Salling Group’s European footprint – it recently expanded its Netto operations in Poland, for example, taking over Tesco’s business there – will inevitably lead to a discussion about whether the Basalt concept could work in other markets, but Bakir won’t be drawn on the future plans for the concept beyond the current test phase.
“Let’s take small steps, assess the ten stores, and then evaluate it,” he explains. “That should take three to six months. After that, it’s really up to Per [Bank], whether he wants to launch it in Poland or other markets.”
Read More: Change Of Leadership Planned At Netto Polska As Tesco Transformation Begins
What the new chain has done, Bakir adds, is give new impetus to the business during challenging times.

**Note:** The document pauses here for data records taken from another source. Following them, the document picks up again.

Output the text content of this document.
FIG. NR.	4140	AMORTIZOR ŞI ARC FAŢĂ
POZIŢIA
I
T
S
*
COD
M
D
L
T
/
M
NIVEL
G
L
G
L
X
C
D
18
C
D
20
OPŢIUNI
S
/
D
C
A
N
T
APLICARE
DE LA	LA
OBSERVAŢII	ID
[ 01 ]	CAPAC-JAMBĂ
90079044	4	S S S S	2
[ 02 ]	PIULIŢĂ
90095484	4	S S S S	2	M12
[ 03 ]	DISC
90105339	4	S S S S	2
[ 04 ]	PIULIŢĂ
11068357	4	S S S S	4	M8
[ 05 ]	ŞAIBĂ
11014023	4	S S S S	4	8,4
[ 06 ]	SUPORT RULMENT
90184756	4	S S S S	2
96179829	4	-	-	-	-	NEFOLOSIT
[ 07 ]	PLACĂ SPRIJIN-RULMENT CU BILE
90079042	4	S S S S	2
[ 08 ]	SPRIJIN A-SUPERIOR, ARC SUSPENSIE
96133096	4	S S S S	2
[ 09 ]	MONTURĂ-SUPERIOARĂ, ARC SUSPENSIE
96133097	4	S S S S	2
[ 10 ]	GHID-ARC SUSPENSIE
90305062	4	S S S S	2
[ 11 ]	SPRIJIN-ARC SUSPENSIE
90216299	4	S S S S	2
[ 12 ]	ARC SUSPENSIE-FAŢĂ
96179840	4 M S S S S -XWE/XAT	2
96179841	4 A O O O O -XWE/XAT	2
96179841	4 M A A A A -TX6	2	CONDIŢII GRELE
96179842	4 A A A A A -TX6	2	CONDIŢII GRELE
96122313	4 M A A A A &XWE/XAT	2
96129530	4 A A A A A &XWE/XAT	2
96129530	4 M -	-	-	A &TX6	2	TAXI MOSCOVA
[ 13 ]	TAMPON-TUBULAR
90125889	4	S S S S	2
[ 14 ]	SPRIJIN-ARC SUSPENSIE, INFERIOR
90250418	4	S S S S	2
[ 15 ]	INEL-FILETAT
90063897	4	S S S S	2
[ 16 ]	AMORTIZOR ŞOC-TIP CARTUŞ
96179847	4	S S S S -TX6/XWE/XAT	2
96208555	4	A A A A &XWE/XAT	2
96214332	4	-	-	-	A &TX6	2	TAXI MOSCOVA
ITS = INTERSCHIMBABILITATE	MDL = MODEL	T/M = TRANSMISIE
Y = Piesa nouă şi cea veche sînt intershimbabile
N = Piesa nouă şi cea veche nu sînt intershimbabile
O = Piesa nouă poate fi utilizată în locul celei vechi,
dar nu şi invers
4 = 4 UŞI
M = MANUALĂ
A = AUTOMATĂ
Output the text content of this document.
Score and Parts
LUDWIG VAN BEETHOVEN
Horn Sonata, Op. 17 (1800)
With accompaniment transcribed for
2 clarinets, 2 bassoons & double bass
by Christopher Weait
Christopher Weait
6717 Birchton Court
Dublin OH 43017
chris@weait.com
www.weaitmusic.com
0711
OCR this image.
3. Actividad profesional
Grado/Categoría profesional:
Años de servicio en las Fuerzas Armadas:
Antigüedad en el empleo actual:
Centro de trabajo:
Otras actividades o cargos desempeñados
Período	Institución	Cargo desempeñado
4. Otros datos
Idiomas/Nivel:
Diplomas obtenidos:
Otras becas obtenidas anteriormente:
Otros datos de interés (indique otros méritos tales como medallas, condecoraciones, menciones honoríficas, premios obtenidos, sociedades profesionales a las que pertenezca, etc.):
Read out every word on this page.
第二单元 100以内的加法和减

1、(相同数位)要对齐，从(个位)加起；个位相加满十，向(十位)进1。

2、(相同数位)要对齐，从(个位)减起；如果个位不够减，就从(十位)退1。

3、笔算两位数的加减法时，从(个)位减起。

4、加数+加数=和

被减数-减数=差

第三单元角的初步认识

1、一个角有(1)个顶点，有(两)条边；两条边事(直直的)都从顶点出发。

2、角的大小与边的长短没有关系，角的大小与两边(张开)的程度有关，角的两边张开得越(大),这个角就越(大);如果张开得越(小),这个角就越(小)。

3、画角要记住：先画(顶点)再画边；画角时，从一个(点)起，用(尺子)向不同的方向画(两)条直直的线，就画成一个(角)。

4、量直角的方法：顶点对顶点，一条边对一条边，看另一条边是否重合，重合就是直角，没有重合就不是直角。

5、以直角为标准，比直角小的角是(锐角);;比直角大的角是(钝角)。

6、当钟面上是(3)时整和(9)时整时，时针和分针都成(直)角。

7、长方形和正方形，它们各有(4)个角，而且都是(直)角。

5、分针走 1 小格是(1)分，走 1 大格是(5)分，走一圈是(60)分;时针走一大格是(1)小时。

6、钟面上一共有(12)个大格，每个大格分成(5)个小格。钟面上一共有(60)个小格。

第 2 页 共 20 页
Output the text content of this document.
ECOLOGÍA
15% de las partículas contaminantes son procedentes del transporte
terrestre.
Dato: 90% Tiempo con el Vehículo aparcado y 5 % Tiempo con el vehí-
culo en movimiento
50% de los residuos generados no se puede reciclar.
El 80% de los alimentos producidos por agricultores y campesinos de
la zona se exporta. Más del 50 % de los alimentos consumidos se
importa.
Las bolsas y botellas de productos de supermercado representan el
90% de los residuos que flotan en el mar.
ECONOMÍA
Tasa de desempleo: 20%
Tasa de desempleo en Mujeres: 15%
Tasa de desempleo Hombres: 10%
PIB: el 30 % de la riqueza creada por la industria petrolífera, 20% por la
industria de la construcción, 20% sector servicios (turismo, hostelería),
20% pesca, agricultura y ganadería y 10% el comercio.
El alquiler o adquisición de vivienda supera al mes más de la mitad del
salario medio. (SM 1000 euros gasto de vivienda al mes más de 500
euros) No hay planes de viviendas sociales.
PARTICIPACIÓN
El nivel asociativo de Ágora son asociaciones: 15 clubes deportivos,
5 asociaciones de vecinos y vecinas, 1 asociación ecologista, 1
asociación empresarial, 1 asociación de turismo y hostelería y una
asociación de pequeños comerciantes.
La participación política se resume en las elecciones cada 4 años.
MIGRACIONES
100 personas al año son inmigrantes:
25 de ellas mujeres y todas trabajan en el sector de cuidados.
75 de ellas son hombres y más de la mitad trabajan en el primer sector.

“Everybody has been talking about the energy crisis and gross margins – all those kind of things,” says Bakir, “but I can feel that, since we launched Basalt, the energy level in our company has just gone up.
It’s been a way to start up some positive energy and given people something else to talk about.”
At a time when negative headlines seem to be all encompassing, this can only be a good thing.